I'm looking for opinions on good current practice testing linear mixed effects models. As an unexpected result of my life choices, people are now often asking me questions about mixed models, and I want to be able to give good advice, or at least correct advice. Advice that steers people away from pits full of sharp spikes for people with a somewhat fuzzy understanding of what they are doing. I care particularly about the validity of tests on small datasets.
I would very much appreciate if you could point out any problems in what follows:
From my reading, Kenward-Roger tests are very good, with Satterthwaite tests usually also fine and faster to calculate. We only ever need to fit REML models now, as these tests are based on a restriction matrix rather than comparing two models with a likelihood ratio test. Older advice about sometimes using REML models and sometimes using ML can be disregarded (at least for linear mixed models).
In R, this can be done using lmerTest and emmeans. emmeans can also be used to get confidence intervals for most things I might be interested in. R code examples (section 8).
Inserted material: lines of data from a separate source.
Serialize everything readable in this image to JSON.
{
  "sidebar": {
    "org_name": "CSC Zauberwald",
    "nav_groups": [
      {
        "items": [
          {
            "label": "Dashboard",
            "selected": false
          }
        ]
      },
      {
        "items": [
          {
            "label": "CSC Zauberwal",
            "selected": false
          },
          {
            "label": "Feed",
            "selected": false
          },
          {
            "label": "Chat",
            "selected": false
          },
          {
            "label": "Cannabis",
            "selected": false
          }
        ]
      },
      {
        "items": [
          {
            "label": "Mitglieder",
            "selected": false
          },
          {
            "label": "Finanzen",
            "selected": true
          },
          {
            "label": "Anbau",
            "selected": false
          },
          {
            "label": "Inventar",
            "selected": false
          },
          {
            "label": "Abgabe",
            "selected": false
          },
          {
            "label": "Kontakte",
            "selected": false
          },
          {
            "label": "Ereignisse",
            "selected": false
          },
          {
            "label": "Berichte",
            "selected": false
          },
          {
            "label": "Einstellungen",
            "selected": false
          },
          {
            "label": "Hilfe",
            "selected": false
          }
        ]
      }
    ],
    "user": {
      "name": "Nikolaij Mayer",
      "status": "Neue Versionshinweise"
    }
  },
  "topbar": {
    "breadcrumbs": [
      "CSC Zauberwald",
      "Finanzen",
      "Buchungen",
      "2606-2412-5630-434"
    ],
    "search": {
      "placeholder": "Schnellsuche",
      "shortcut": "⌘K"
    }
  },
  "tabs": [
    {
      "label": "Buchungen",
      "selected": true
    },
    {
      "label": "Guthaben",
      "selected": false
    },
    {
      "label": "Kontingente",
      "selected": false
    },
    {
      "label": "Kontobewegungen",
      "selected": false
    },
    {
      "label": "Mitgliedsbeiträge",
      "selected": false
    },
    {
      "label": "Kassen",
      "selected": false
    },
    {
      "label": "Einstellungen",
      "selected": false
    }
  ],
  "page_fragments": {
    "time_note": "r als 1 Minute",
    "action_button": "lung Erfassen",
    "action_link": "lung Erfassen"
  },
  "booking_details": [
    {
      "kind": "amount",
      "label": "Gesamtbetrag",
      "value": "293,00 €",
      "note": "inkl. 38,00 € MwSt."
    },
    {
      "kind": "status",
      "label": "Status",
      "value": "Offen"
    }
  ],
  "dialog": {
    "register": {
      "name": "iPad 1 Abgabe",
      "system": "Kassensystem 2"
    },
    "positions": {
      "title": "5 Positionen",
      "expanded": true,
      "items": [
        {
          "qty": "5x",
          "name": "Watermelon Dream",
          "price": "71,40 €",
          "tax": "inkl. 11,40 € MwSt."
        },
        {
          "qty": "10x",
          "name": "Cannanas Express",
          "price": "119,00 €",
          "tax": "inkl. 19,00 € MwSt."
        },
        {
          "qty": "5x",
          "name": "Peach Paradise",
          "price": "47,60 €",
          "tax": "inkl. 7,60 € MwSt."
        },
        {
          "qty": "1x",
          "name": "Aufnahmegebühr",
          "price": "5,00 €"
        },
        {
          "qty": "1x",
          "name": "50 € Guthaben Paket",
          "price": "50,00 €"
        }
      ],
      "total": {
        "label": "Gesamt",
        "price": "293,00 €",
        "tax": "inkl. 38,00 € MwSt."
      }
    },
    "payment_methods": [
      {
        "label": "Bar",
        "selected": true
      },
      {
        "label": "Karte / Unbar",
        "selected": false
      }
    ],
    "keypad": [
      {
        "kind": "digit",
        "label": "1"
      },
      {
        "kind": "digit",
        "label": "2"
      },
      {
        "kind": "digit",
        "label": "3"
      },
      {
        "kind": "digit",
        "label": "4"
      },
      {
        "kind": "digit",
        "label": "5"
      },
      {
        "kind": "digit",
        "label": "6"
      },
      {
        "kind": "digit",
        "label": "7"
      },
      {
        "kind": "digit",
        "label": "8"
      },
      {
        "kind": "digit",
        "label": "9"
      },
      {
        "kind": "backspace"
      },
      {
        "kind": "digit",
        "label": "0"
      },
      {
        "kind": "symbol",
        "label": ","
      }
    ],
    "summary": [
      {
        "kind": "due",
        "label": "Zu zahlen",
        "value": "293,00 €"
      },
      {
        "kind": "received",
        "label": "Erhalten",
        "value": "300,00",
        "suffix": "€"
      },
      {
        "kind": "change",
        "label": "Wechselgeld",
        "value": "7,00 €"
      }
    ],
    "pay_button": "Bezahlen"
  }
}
(I was a bit sad that multcomp doesn't support the Kenward-Roger method, as it would be nice to be able to get confidence intervals for arbitrary linear combinations of coefficients. It looks like I could use pbkrtest, but pbkrtest is a bit intimidating.)
I suspect there is a sub-population of statisticians where these sorts of choices don't really matter: they have plenty of data, all their random factors have many levels. The difference between REML and ML is negligible. Treating t statistics as z statistics is fine. Likelihood ratio tests on ML-fitted models are fine. It all works nicely for generalized linear mixed models too. Do you resemble this?
Or should I tell people to go Bayesian and use rstanarm?